Kerrying Water For Obama

"Kerry hits Romney on foreign policy; Says he is wrong to see Russia as foe" by Bobby Caina Calvan  |  Globe Staff, May 26, 2012

WASHINGTON - Raising his visibility as a leading voice for President Obama on foreign policy issues, Senator John Kerry Friday called Mitt Romney “naive’’ and “wrong’’ for asserting that Russia is the nation’s top enemy. 

Related: Romney and Russia

Kerry, who chairs the Senate Foreign Relations Committee, criticized the former Massachusetts governor and presumed GOP presidential nominee for being “inappropriately threatening’’ when the two countries should be seeking cooperation.

“I think that candidate Romney has been breathtakingly off target, and naive, and in fact wrong in his judgment about Russia when he said Russia is our number one foe,’’ Kerry said in an interview aired Friday night on Bloomberg TV’s “Political Capital with Al Hunt.’’  

Maybe Mitt was right? They certainly will be if EUSrael attacks Iran.

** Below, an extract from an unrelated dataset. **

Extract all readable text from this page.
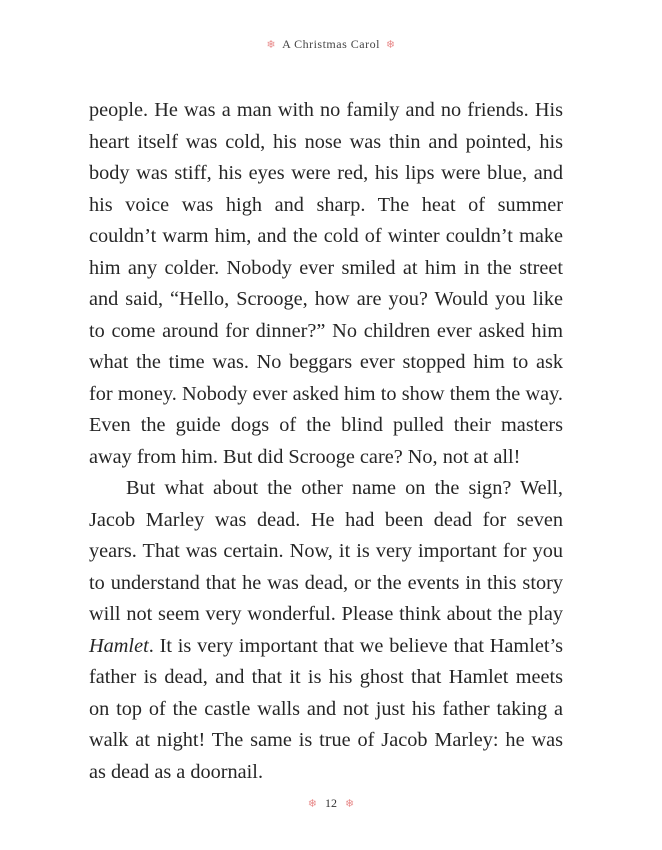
❄ A Christmas Carol ❄

people. He was a man with no family and no friends. His heart itself was cold, his nose was thin and pointed, his body was stiff, his eyes were red, his lips were blue, and his voice was high and sharp. The heat of summer couldn’t warm him, and the cold of winter couldn’t make him any colder. Nobody ever smiled at him in the street and said, “Hello, Scrooge, how are you? Would you like to come around for dinner?” No children ever asked him what the time was. No beggars ever stopped him to ask for money. Nobody ever asked him to show them the way. Even the guide dogs of the blind pulled their masters away from him. But did Scrooge care? No, not at all!

But what about the other name on the sign? Well, Jacob Marley was dead. He had been dead for seven years. That was certain. Now, it is very important for you to understand that he was dead, or the events in this story will not seem very wonderful. Please think about the play Hamlet. It is very important that we believe that Hamlet’s father is dead, and that it is his ghost that Hamlet meets on top of the castle walls and not just his father taking a walk at night! The same is true of Jacob Marley: he was as dead as a doornail.

❄ 12 ❄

During an interview with CNN in March, Romney called Russia “without question our number one geopolitical foe’’ in the wake of President Obama’s “hot mike’’ comment in Seoul to then-Russian President Dmitry Medvedev that he would have “more flexibility’’ in diplomatic dealings with Russia after the presidential election.

In an opinion piece Sunday in the Chicago Tribune, Romney clearly viewed Moscow as a threat, calling “a revanchist Russia’’ a peril to the NATO alliance.

“At the same time that President Obama has been weakening our military, he has sent the message - intentionally or not - that the worth of NATO has diminished in America’s eyes,’’ Romney wrote. He did not respond to requests for comment Friday.

Kerry’s remarks echoed similar statements by President George W. Bush’s secretary of state Colin Powell, who earlier this week cautioned Romney about describing Russia as a foe.   

Related: Powell sizes up Romney’s foreign policy stance

“Foe means enemy,’’ Powell told CNN. “Will we have differences of opinion with the Russians? Yes. Will they get mad at us from time to time, and we get mad at them? That’s part of the normal diplomatic relations.’’

Without naming names, Powell also raised concerns in an MSNBC interview about Romney’s foreign-policy advisers, saying some were “quite far to the right.’’

One of the advisers is John Bolton, the conservative ambassador to the United Nations under Bush. When Bush nominated Bolton for that position, Powell, who had left the State Department, declined to join five other former Republican secretaries of state in endorsing him.

 Yes, Romney's advisers are full of former Bush neo-cons.

Kerry, expected to be on the short list of possible successors to Secretary of State Hillary Rodham Clinton in a second Obama term, said he recently met with Russia’s foreign minister, Sergei Lavrov, and learned how similar the US and Russian positions are on Syria, which has been beset by more than a year of civil unrest.

Why, where is she going now?

The United States has proposed sanctions against the government of Syrian President Bashar Assad, but Moscow and Beijing have resisted.

Kerry said the Russians “believe Assad has to go. I don’t think most people know that. They have a difference of opinion as to how we might achieve that and I think there are ways for us to actually be much more cooperative with Russia on a number of issues. So I think it is an enormous mistake to push Russia away and to make it the enemy that it is not today.’’  

Related: US will seek Russia's help in brokering exit of Assad

Certainly, the level of US-Russia cooperation could be better, Kerry said.

“But we have much bigger problems on this planet in the Middle East, with the evolution of Egypt, with the challenge of Syria, terrorism, Al Qaeda in Yemen, and so forth in the Arabian Peninsula.’’  

Translation: FULFILLING ISRAEL'S HEGEMONIC DESIRES is our TOP PRIORITY!

Kerry is an obvious go-to spokesman for Democrats on matters of geopolitics. “He’s chairman of the Foreign Relations Committee, and he’s been traveling the world. He’s got expertise,’’ said Kurt Volker, who served as the US ambassador to NATO from 2008-09.

A top Kerry aide who asked not to be identified also said, “He’s a natural foil for Romney because they are from the same state.’’

It represents a role reversal from eight years ago when Romney, in a prime-time speech at the 2004 Republican National Convention, assailed then-presidential candidate Kerry....

Friday’s Bloomberg interview was not the first time Kerry has found fault with Romney’s foreign policy pronouncements. In a March opinion article in the Washington Post, Kerry took issue with Romney’s comments on the campaign stump on Iran’s nuclear development. Romney had pounded Obama for, in his view, not taking seriously enough the threat posed by Iran.

“Creating false differences with President Obama to score political points does nothing to move Iran off a dangerous nuclear course,’’ wrote Kerry. “Worse, Romney does not even do Americans the courtesy of describing how he would do anything different from what the Obama administration has already done.’’

Ever notice discussions of U.S foreign policy always seem to come back to Iran?